We have more worthy of mentioning, studies show that eggs, because of their protein and fat content, also help to regulate appetite subsequent to their consumption. This can be helpful for governing one’s total food intake and maintaining a healthy weight.

While I am confident we will continue to see more positive information released on the health benefits of this great food, let’s not forget the versatility of the egg, the multitude of ways it can be prepared and the body and taste it adds to countless dishes and recipes. And maybe the greatest attribute of the egg, beyond all of the aforementioned superb qualities, it remains a very reasonably priced food, even at higher prices a single egg costs about 40 cents. This leaves us hard pressed to find a food that provides such great nutrition, which can be prepared so quickly so many different ways, all while balancing both our appetite and checkbook. It has been said, “Redemption comes to those who wait.” Fortunately for us and the egg, we need not wait any longer.

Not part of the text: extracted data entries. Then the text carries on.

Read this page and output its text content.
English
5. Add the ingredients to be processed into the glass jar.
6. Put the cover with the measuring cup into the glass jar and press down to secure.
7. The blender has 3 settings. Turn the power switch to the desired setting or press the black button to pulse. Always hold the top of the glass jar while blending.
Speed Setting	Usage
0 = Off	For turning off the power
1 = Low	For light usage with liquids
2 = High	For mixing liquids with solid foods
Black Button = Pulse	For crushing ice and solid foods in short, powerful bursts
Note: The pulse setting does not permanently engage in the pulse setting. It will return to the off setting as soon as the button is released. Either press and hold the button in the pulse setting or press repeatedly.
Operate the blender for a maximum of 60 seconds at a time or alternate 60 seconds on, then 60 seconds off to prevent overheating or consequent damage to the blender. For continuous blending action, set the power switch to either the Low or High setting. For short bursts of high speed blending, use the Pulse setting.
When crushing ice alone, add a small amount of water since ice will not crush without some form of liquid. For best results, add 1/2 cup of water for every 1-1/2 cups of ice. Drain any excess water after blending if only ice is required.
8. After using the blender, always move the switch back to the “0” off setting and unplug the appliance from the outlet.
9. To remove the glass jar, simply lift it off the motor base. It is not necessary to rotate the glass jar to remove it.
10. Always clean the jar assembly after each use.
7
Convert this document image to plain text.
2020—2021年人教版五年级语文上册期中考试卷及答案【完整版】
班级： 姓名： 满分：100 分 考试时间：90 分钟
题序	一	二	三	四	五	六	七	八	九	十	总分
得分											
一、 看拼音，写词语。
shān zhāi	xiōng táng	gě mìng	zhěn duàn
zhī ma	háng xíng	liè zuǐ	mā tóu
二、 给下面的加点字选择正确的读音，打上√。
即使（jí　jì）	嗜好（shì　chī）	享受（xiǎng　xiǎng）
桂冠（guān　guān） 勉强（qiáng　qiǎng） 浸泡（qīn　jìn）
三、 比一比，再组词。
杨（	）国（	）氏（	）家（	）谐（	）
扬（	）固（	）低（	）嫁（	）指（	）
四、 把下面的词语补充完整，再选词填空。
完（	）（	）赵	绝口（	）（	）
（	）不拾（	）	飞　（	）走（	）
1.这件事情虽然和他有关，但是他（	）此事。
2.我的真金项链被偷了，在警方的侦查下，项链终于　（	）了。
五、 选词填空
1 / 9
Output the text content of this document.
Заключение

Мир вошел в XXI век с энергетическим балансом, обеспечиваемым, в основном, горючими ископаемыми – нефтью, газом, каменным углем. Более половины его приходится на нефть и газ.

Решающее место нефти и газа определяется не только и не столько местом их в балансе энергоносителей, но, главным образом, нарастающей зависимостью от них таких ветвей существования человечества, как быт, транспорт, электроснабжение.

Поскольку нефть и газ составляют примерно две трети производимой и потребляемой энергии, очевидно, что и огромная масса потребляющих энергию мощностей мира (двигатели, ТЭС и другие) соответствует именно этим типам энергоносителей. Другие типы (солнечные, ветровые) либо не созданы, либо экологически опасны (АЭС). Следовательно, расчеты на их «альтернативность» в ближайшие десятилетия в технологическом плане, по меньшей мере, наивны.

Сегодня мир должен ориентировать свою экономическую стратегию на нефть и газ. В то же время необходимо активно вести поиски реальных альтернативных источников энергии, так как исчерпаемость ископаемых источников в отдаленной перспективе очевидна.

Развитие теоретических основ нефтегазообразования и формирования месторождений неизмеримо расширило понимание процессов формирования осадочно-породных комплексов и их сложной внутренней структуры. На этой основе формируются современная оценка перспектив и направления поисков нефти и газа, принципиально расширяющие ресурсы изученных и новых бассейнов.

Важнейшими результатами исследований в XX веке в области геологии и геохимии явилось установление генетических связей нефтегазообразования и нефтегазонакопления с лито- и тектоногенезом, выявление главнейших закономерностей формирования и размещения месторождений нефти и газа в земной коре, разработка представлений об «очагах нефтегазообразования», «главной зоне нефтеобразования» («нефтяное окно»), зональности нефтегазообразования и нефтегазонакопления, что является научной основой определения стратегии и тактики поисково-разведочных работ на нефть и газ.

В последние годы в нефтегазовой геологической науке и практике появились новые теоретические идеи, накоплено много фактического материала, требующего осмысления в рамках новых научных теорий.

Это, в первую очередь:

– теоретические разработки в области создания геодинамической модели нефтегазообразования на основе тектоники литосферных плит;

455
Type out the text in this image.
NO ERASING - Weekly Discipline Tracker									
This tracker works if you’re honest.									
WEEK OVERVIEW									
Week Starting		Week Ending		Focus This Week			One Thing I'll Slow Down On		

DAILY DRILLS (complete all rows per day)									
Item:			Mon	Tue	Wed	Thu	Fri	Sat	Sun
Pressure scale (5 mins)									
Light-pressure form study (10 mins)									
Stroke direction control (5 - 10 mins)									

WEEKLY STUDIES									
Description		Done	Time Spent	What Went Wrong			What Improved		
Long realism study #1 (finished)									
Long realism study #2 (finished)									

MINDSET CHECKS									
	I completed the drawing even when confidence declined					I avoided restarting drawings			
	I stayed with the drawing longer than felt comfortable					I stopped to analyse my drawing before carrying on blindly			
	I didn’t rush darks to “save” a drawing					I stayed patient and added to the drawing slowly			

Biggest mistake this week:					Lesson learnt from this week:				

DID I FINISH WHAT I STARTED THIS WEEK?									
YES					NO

Tony Ricci is a highly accredited Athletic Performance Specialist & Licensed Nutritionist. He is a Fellow of the International Society of Sports Nutrition and holds separate Masters Degrees in Sports Science and Clinical Nutrition. Tony is the Senior Nutritionist for Pfizer Inc, a Professor of Sports Science at LIU in Brooklyn, and a Co-Founder of MY COMPETITIVE LIFE, a multi-discipline Health/Wellness and Performance Enhancement Company.